Ingredients for 1 servings:
- 5 pretzels
- 2 rolls
- 100 g leaf spinach
- 750 ml vegetable broth, strong
- 2 m.-large onion(s), red
- 1 tsp nutmeg, freshly grated
- possibly breadcrumbs
Instructions
Working time approx. 30 minutes; Cooking/baking time approx. 15 minutes; Total time approx. 45 minutes
vegan – without egg and without milk
Cut the pretzels into small, thin slices. Grind the rolls in a food processor like coarse breadcrumbs. Wash and roughly chop the spinach leaves. Peel the onions and cut them into small cubes. Place everything in a bowl, pour over the grated nutmeg and the hot broth. Let it stand for a moment and steep. Then knead everything thoroughly with your hands. If the mixture is too wet, simply add a little more breadcrumbs. The mixture should no longer stick to your hands and should be easy to shape.

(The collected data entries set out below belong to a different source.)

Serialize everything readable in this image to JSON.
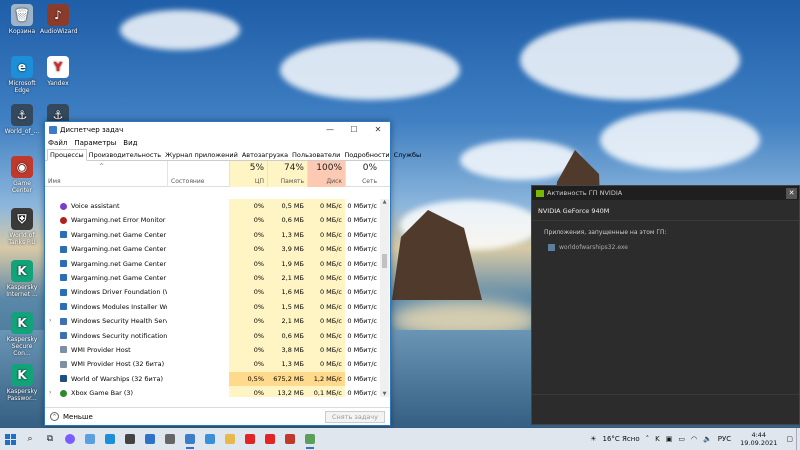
{
  "desktop": {
    "icons": [
      {
        "label": "Корзина",
        "color": "#9fb4c8",
        "glyph": "🗑"
      },
      {
        "label": "AudioWizard",
        "color": "#8a3b2a",
        "glyph": "♪"
      },
      {
        "label": "Microsoft Edge",
        "color": "#1c8fd8",
        "glyph": "e"
      },
      {
        "label": "Yandex",
        "color": "#ffffff",
        "glyph": "Y"
      },
      {
        "label": "World_of_...",
        "color": "#34495e",
        "glyph": "⚓"
      },
      {
        "label": "",
        "color": "#34495e",
        "glyph": "⚓"
      },
      {
        "label": "Game Center",
        "color": "#c0392b",
        "glyph": "◉"
      },
      {
        "label": "World of Tanks RU",
        "color": "#3a3a3a",
        "glyph": "⛨"
      },
      {
        "label": "Kaspersky Internet ...",
        "color": "#13a37a",
        "glyph": "K"
      },
      {
        "label": "Kaspersky Secure Con...",
        "color": "#13a37a",
        "glyph": "K"
      },
      {
        "label": "Kaspersky Passwor...",
        "color": "#13a37a",
        "glyph": "K"
      }
    ]
  },
  "taskmanager": {
    "title": "Диспетчер задач",
    "menu": [
      "Файл",
      "Параметры",
      "Вид"
    ],
    "tabs": [
      "Процессы",
      "Производительность",
      "Журнал приложений",
      "Автозагрузка",
      "Пользователи",
      "Подробности",
      "Службы"
    ],
    "active_tab": 0,
    "columns": {
      "name": "Имя",
      "state": "Состояние",
      "cpu": {
        "label": "ЦП",
        "pct": "5%"
      },
      "mem": {
        "label": "Память",
        "pct": "74%"
      },
      "disk": {
        "label": "Диск",
        "pct": "100%"
      },
      "net": {
        "label": "Сеть",
        "pct": "0%"
      }
    },
    "rows": [
      {
        "name": "Voice assistant",
        "icon": "voice",
        "expand": "",
        "cpu": "0%",
        "mem": "0,5 МБ",
        "disk": "0 МБ/с",
        "net": "0 Мбит/с"
      },
      {
        "name": "Wargaming.net Error Monitor (3...",
        "icon": "wg",
        "expand": "",
        "cpu": "0%",
        "mem": "0,6 МБ",
        "disk": "0 МБ/с",
        "net": "0 Мбит/с"
      },
      {
        "name": "Wargaming.net Game Center (3...",
        "icon": "win",
        "expand": "",
        "cpu": "0%",
        "mem": "1,3 МБ",
        "disk": "0 МБ/с",
        "net": "0 Мбит/с"
      },
      {
        "name": "Wargaming.net Game Center (3...",
        "icon": "win",
        "expand": "",
        "cpu": "0%",
        "mem": "3,9 МБ",
        "disk": "0 МБ/с",
        "net": "0 Мбит/с"
      },
      {
        "name": "Wargaming.net Game Center (3...",
        "icon": "win",
        "expand": "",
        "cpu": "0%",
        "mem": "1,9 МБ",
        "disk": "0 МБ/с",
        "net": "0 Мбит/с"
      },
      {
        "name": "Wargaming.net Game Center (3...",
        "icon": "win",
        "expand": "",
        "cpu": "0%",
        "mem": "2,1 МБ",
        "disk": "0 МБ/с",
        "net": "0 Мбит/с"
      },
      {
        "name": "Windows Driver Foundation (W...",
        "icon": "win",
        "expand": "",
        "cpu": "0%",
        "mem": "1,6 МБ",
        "disk": "0 МБ/с",
        "net": "0 Мбит/с"
      },
      {
        "name": "Windows Modules Installer Wor...",
        "icon": "win",
        "expand": "",
        "cpu": "0%",
        "mem": "1,5 МБ",
        "disk": "0 МБ/с",
        "net": "0 Мбит/с"
      },
      {
        "name": "Windows Security Health Service",
        "icon": "shield",
        "expand": "›",
        "cpu": "0%",
        "mem": "2,1 МБ",
        "disk": "0 МБ/с",
        "net": "0 Мбит/с"
      },
      {
        "name": "Windows Security notification ic...",
        "icon": "shield",
        "expand": "",
        "cpu": "0%",
        "mem": "0,6 МБ",
        "disk": "0 МБ/с",
        "net": "0 Мбит/с"
      },
      {
        "name": "WMI Provider Host",
        "icon": "wmi",
        "expand": "",
        "cpu": "0%",
        "mem": "3,8 МБ",
        "disk": "0 МБ/с",
        "net": "0 Мбит/с"
      },
      {
        "name": "WMI Provider Host (32 бита)",
        "icon": "wmi",
        "expand": "",
        "cpu": "0%",
        "mem": "1,3 МБ",
        "disk": "0 МБ/с",
        "net": "0 Мбит/с"
      },
      {
        "name": "World of Warships (32 бита)",
        "icon": "ship",
        "expand": "",
        "cpu": "0,5%",
        "mem": "675,2 МБ",
        "disk": "1,2 МБ/с",
        "net": "0 Мбит/с",
        "hot": true
      },
      {
        "name": "Xbox Game Bar (3)",
        "icon": "xbox",
        "expand": "›",
        "cpu": "0%",
        "mem": "13,2 МБ",
        "disk": "0,1 МБ/с",
        "net": "0 Мбит/с"
      }
    ],
    "footer": {
      "less": "Меньше",
      "end_task": "Снять задачу"
    }
  },
  "nvidia": {
    "title": "Активность ГП NVIDIA",
    "gpu": "NVIDIA GeForce 940M",
    "apps_label": "Приложения, запущенные на этом ГП:",
    "apps": [
      "worldofwarships32.exe"
    ]
  },
  "taskbar": {
    "weather": "16°C  Ясно",
    "lang": "РУС",
    "time": "4:44",
    "date": "19.09.2021",
    "pinned": [
      {
        "name": "cortana",
        "color": "#7a5cff",
        "running": false
      },
      {
        "name": "tablet",
        "color": "#5aa0e0",
        "running": false
      },
      {
        "name": "edge",
        "color": "#1c8fd8",
        "running": false
      },
      {
        "name": "store",
        "color": "#444444",
        "running": false
      },
      {
        "name": "mail",
        "color": "#2f73c9",
        "running": false
      },
      {
        "name": "settings",
        "color": "#666666",
        "running": false
      },
      {
        "name": "taskmgr",
        "color": "#3d7cc9",
        "running": true
      },
      {
        "name": "photos",
        "color": "#3a8fd8",
        "running": false
      },
      {
        "name": "explorer",
        "color": "#e8b84a",
        "running": false
      },
      {
        "name": "yandex",
        "color": "#e22424",
        "running": false
      },
      {
        "name": "yabrowser",
        "color": "#e22424",
        "running": false
      },
      {
        "name": "gamecenter",
        "color": "#c0392b",
        "running": false
      },
      {
        "name": "nvidia",
        "color": "#5aa05a",
        "running": true
      }
    ]
  }
}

Bring the water to a boil, reduce the heat, and add the dumplings to the simmering water. It’s important that it’s not bubbling, but just simmering. The dumplings will be ready after about 12-15 minutes, depending on their size. Remove the dumplings with a slotted spoon and enjoy. This mixture will yield about 10 dumplings (not quite the size of a tennis ball). Tip: I let these dumplings stand uncovered for about 1-1.5 hours before cooking them. This allows the surface to dry out a bit. Perhaps this is why they’ve never fallen apart for me.